Do you want to die with money in the bank?
Some retirees are likely to leave too much wealth after death, as they underspend their nest egg such that they deprive themselves of the things they should be enjoying in the golden years, writes an expert on MarketWatch. One approach to avoid this is to pursue the lifestyle they want, and donate the overage of their income to charity or fund a donor-advised fund, writes the expert. "[T]his approach is my blanket answer to most questions about higher-than-expected-income, or tax 'burden': just donate the difference. Worried about RMDs kicking out more than you need and costing you too much tax? Donate the extra..."

Retirement dread is replacing the American Dream
As a recent survey shows, millennials have a good reason to feel pessimistic about their retirement, as Social Security benefits might be reduced in the future because of the program's financial woes, according to this article on Bloomberg. The situation is worsened by income inequality, rising costs of health care, and lack of access to workplace savings plans. Many older people rely on Social Security for retirement income, so a more comprehensive solution to fix the program could help minimize the dread that many young people feel about their retirement, if not ensure the American Dream.

Getting a leg up on investment volatility
"Value at Risk" is a concept that retirement investors can use to measure the volatility of a stock, an exchange-traded fund or a mutual fund that they consider for their portfolio, writes a Forbes contributor. "For example, let's say a stock currently has a 5% Daily VaR (All) of 4%. This means that 4% of the time, the stock has fallen 5% or more using all its price history," writes the expert. "In other words, this metric measures how many times the stock has fallen 5% or more in one day out of 100. Therefore, a risk manager could assume the equity will fall 5% in one day once every 25 days (100/4)."

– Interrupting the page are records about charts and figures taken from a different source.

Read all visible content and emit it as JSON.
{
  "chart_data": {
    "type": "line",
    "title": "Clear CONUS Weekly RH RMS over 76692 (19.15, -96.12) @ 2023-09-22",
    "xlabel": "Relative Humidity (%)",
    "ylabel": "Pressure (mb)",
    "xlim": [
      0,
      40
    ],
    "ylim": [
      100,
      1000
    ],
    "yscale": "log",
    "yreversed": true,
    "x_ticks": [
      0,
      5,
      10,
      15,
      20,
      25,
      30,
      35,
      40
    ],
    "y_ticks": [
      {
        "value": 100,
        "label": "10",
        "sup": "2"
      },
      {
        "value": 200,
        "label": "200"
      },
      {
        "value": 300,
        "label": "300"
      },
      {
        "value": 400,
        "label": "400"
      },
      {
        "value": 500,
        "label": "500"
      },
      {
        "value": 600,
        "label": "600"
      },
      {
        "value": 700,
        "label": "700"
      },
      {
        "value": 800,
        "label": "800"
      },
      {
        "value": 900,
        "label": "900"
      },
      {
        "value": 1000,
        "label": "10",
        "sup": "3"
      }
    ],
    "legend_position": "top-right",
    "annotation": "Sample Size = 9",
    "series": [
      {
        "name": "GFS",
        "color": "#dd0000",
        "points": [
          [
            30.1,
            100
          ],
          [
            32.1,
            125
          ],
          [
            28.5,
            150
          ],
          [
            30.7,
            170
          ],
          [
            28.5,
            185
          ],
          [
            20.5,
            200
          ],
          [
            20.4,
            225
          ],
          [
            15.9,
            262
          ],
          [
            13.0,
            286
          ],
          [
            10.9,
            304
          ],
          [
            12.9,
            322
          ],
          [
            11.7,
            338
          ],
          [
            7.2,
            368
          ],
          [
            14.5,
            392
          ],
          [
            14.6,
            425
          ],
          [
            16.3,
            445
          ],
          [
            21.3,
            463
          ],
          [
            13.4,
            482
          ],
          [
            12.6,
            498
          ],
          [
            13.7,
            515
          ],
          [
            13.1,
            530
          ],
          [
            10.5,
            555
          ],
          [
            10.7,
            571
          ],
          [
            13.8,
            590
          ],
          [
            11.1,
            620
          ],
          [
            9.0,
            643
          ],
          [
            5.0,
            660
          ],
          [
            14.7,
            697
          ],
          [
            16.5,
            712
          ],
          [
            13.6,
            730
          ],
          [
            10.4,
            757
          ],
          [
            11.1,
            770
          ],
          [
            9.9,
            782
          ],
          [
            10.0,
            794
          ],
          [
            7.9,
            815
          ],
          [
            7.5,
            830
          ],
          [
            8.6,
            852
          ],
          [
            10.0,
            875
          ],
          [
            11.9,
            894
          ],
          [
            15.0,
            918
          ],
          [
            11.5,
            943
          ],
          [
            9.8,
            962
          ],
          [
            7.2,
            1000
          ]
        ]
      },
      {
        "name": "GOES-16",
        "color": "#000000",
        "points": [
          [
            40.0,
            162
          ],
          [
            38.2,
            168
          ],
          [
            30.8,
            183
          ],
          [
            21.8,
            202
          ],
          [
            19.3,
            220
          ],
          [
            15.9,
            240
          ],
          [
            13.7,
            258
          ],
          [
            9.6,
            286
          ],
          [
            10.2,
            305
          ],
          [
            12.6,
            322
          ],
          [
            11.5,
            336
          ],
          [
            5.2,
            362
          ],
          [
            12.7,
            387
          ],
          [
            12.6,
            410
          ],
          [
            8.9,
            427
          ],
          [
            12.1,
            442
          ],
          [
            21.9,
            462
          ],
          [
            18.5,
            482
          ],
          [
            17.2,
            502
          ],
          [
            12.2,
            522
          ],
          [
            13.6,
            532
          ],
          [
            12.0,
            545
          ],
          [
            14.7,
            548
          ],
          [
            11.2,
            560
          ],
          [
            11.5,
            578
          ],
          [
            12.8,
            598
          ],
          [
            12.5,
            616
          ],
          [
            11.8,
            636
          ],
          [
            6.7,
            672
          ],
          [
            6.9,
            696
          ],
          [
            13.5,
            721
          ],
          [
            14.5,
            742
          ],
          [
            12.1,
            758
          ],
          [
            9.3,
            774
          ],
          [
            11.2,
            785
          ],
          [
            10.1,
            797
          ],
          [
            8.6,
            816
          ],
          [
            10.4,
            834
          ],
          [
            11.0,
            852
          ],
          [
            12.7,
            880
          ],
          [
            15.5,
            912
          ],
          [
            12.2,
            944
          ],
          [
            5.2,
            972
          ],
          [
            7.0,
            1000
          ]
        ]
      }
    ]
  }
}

How immigrants can plan a comfortable retirement
Retirement planning can be more challenging to immigrants than it is to people born in the U.S., but knowing the basics is the first step to overcome the hurdle, according to this article on NerdWallet. For example, their immigration status has an effect on retirement income from Social Security, 401(k) and other sources, including how these benefits and distributions are taxed. Immigrants who intend to move their retirement accounts out of the country will have to liquidate these accounts and face taxes and penalties.